Cantora enfrenta processo milionário por uso indevido de roupas de estilista paulista
A Justiça de São Paulo deu um passo decisivo para que a cantora Anitta seja oficialmente notificada durante um de seus shows em 2026. A medida atende a um pedido da estilista Lucia Helena, que move uma ação contra a artista por uso indevido e apropriação de roupas em videoclipes, cujo valor da causa ultrapassa R$ 1 milhão.
O despacho, assinado pela juíza Clarissa Rodrigues Alves da 13ª Vara Cível de São Paulo, reconhece a dificuldade em localizar Anitta em seus endereços habituais e autoriza a intimação presencial durante os shows da turnê “Ensaios da Anitta”, com datas previstas para 24 de janeiro, em Campinas (SP), e 8 de fevereiro, em São Paulo.
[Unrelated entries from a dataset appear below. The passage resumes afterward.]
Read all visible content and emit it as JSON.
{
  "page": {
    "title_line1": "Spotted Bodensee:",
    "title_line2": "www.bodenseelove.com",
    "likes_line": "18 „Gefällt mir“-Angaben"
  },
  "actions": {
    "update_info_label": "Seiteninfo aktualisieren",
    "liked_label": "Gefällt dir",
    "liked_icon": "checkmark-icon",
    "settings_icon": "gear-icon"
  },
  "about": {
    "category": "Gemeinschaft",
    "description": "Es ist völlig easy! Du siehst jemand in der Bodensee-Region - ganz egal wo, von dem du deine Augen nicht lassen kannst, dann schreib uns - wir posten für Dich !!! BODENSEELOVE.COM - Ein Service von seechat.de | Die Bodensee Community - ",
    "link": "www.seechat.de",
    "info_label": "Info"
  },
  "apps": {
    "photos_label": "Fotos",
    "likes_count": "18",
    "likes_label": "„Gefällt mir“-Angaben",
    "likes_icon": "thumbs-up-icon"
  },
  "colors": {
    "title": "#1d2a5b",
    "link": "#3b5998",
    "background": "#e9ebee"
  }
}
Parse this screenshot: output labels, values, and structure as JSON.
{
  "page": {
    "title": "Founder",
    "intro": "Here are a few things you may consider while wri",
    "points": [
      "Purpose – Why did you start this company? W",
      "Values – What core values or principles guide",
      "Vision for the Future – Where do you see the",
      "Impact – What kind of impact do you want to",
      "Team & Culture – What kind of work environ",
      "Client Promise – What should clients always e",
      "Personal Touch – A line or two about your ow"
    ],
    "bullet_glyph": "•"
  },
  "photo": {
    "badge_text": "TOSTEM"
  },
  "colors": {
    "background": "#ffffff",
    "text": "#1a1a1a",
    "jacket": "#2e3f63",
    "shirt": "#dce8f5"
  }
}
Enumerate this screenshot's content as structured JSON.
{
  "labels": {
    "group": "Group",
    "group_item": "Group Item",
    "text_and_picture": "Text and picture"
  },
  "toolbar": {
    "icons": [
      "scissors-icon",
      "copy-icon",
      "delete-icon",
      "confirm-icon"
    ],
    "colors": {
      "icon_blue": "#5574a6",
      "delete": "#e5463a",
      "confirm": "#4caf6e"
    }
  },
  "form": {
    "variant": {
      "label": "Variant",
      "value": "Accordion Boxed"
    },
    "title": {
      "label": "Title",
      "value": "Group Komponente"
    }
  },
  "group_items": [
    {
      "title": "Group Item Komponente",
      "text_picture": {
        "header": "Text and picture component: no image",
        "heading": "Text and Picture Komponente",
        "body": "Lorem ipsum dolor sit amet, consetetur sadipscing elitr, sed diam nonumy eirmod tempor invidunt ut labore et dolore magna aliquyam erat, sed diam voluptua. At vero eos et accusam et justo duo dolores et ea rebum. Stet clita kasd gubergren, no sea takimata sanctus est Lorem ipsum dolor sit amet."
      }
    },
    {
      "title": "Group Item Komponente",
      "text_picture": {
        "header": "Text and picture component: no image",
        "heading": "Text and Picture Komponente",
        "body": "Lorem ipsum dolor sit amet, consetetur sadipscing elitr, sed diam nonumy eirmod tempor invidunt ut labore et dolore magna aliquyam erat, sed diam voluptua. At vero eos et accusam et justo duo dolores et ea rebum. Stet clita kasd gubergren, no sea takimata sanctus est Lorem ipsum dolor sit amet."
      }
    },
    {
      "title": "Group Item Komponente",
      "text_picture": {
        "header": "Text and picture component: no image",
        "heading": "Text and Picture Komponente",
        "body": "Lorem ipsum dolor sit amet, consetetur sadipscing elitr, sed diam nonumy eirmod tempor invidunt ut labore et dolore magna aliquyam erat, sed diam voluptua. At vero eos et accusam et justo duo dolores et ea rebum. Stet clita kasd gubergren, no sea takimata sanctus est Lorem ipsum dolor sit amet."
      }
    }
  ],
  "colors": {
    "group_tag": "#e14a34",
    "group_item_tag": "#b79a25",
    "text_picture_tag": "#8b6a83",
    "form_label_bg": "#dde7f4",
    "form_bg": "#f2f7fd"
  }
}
O processo e os desafios para notificar Anitta
O processo judicial começou em 2024, mas até o momento a cantora não havia sido citada formalmente. Segundo a estilista, as constantes mudanças de endereço e os deslocamentos frequentes da artista dificultaram o andamento da ação. Para driblar essa barreira, a Justiça agora permite que o oficial de justiça entregue a intimação diretamente nos locais dos shows, uma prática já adotada em casos envolvendo outros artistas famosos, como Baby do Brasil e Nego do Borel.
O uso indevido das criações da estilista
Lucia Helena acusa Anitta e a varejista C&A de apropriação indevida de suas criações nos videoclipes “Vai Malandra” e “Funk Rave”. Em 2025, a estilista intensificou a luta para garantir seus direitos, incluindo tentativas de remoção dos clipes do YouTube por violação de direitos autorais e pedidos públicos via redes sociais.
O processo reflete um embate importante sobre propriedade intelectual e respeito às criações autorais dentro da indústria da moda e do entretenimento.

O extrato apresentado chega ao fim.